12th Vietnamese Mathematical Olympiad 1974 Problems

A1.  Find all positive integers n and b with 0 < b < 10 such that if a_n is the positive integer with n digits, all of them 1, then a_2n - b a_n is a square.  

A2.  (1) How many positive integers n are such that n is divisible by 8 and n+1 is divisible by 25?
(2) How many positive integers n are such that n is divisible by 21 and n+1 is divisible by 165?
(3) Find all integers n such that n is divisible by 9, n+1 is divisible by 25 and n+2 is divisible by 4.

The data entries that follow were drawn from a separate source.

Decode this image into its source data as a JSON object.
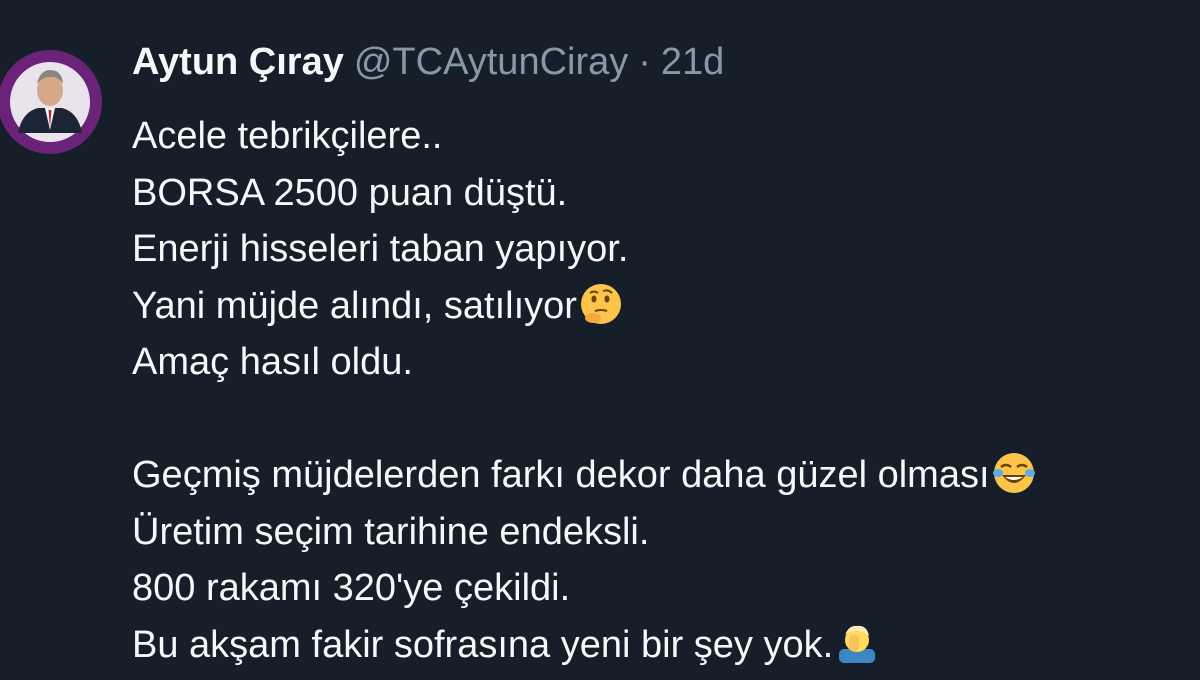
{
  "tweet": {
    "author_name": "Aytun Çıray",
    "author_handle": "@TCAytunCiray",
    "separator": "·",
    "timestamp": "21d",
    "lines": [
      "Acele tebrikçilere..",
      "BORSA 2500 puan düştü.",
      "Enerji hisseleri taban yapıyor.",
      "Yani müjde alındı, satılıyor",
      "Amaç hasıl oldu.",
      "",
      "Geçmiş müjdelerden farkı dekor daha güzel olması",
      "Üretim seçim tarihine endeksli.",
      "800 rakamı 320'ye çekildi.",
      "Bu akşam fakir sofrasına yeni bir şey yok."
    ],
    "emojis": {
      "line4": "thinking-face",
      "line7": "face-with-tears-of-joy",
      "line10": "person-facepalming"
    }
  },
  "colors": {
    "background": "#161e2a",
    "text": "#f5f8fa",
    "muted": "#8899a6",
    "avatar_ring": "#7b2a8c"
  }
}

B1.  ABC is a triangle. AH is the altitude. P, Q are the feet of the perpendiculars from P to AB, AC respectively. M is a variable point on PQ. The line through M perpendicular to MH meets the lines AB, AC at R, S respectively. Show that ARHS is cyclic. If M' is another position of M with corresponding points R', S', show that the ratio RR'/SS' is constant. Find the conditions on ABC such that if M moves at constant speed along PQ, then the speeds of R along AB and S along AC are the same. The point K on the line HM is on the other side of M to H and satisfies KM = HM. The line through K perpendicular to PQ meets the line RS at D. Show that if ∠A = 90^o, then ∠BHR = ∠DHR.  

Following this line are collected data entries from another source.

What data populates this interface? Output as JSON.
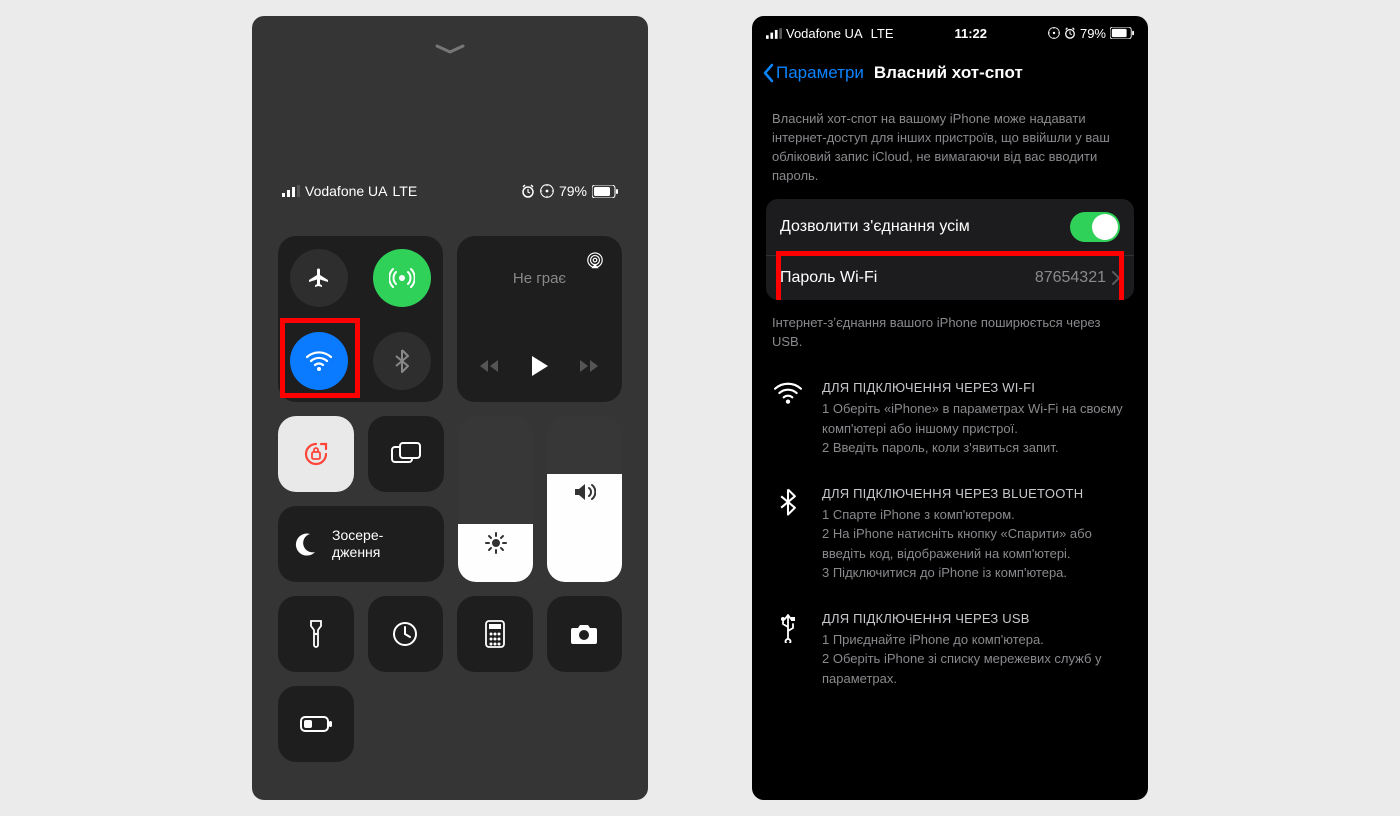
{
  "cc": {
    "carrier": "Vodafone UA",
    "net": "LTE",
    "battery": "79%",
    "now_playing": "Не грає",
    "focus_label": "Зосере-\nдження",
    "brightness_pct": 35,
    "volume_pct": 65
  },
  "hs": {
    "statusbar": {
      "carrier": "Vodafone UA",
      "net": "LTE",
      "time": "11:22",
      "battery": "79%"
    },
    "nav": {
      "back": "Параметри",
      "title": "Власний хот-спот"
    },
    "desc": "Власний хот-спот на вашому iPhone може надавати інтернет-доступ для інших пристроїв, що ввійшли у ваш обліковий запис iCloud, не вимагаючи від вас вводити пароль.",
    "allow_label": "Дозволити з'єднання усім",
    "pwd_label": "Пароль Wi-Fi",
    "pwd_value": "87654321",
    "usb_note": "Інтернет-зʼєднання вашого iPhone поширюється через USB.",
    "wifi": {
      "hdr": "ДЛЯ ПІДКЛЮЧЕННЯ ЧЕРЕЗ WI-FI",
      "s1": "1 Оберіть «iPhone» в параметрах Wi-Fi на своєму комп'ютері або іншому пристрої.",
      "s2": "2 Введіть пароль, коли з'явиться запит."
    },
    "bt": {
      "hdr": "ДЛЯ ПІДКЛЮЧЕННЯ ЧЕРЕЗ BLUETOOTH",
      "s1": "1 Спарте iPhone з комп'ютером.",
      "s2": "2 На iPhone натисніть кнопку «Спарити» або введіть код, відображений на комп'ютері.",
      "s3": "3 Підключитися до iPhone із комп'ютера."
    },
    "usb": {
      "hdr": "ДЛЯ ПІДКЛЮЧЕННЯ ЧЕРЕЗ USB",
      "s1": "1 Приєднайте iPhone до комп'ютера.",
      "s2": "2 Оберіть iPhone зі списку мережевих служб у параметрах."
    }
  }
}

B2.  C is a cube side 1. The 12 lines containing the sides of the cube meet at plane p in 12 points. What can you say about the 12 points?

Solution

12th VMO 1974

Problem A2

Find all positive integers n and b with 0 < b < 10 such that if a_n is the positive integer with n digits, all of them 1, then a_2n - b a_n is a square.

Answer

b = 2 works for any n
b = 7 works for n = 1

Solution

a_n = (10ⁿ-1)/9, so we need 10²ⁿ - b10ⁿ + (b-1) to be a square. For b = 2, this is true for all n. Note that (10ⁿ - c)² = 10²ⁿ - 2c10ⁿ + c², so if b = 2c, we need c² = b-1 = 2c - 1 and hence c = 1. So b = 4, 6, 8 do not work. Equally 10²ⁿ > 10²ⁿ - 10ⁿ > (10ⁿ - 1)² = 10²ⁿ - 2·10ⁿ + 1, so it cannot be a square for b = 1. Similarly, (10ⁿ - 1)² = 10²ⁿ - 2·10ⁿ + 1 > 10²ⁿ - 3·10ⁿ + 2 > 10²ⁿ - 4·10ⁿ + 4 = (10ⁿ - 2)², so b = 3 does not work. Similarly, (10ⁿ - 2)² = 10²ⁿ - 4·10ⁿ + 4 > 10²ⁿ - 5·10ⁿ + 4 > 10²ⁿ - 6·10ⁿ + 9 = (10ⁿ - 3)², so b = 5 does not work. Similarly, (10ⁿ - 3)² = 10²ⁿ - 6·10ⁿ + 9 > 10²ⁿ - 7·10ⁿ + 6 > 10²ⁿ - 8·10ⁿ + 16 = (10ⁿ - 4)² for n > 1, so b = 7 does not work, except possibly for n = 1. Since 11 - 7 = 2², b = 1 does work for n = 1. Finally, (10ⁿ - 4)² = 10²ⁿ - 8·10ⁿ + 16 > 10²ⁿ - 9·10ⁿ + 8 > 10²ⁿ - 10·10ⁿ + 25 = (10ⁿ - 4)² for n > 1, so b = 9 does not work, except possibly for n = 1. It is easy to check it does not work for n = 1.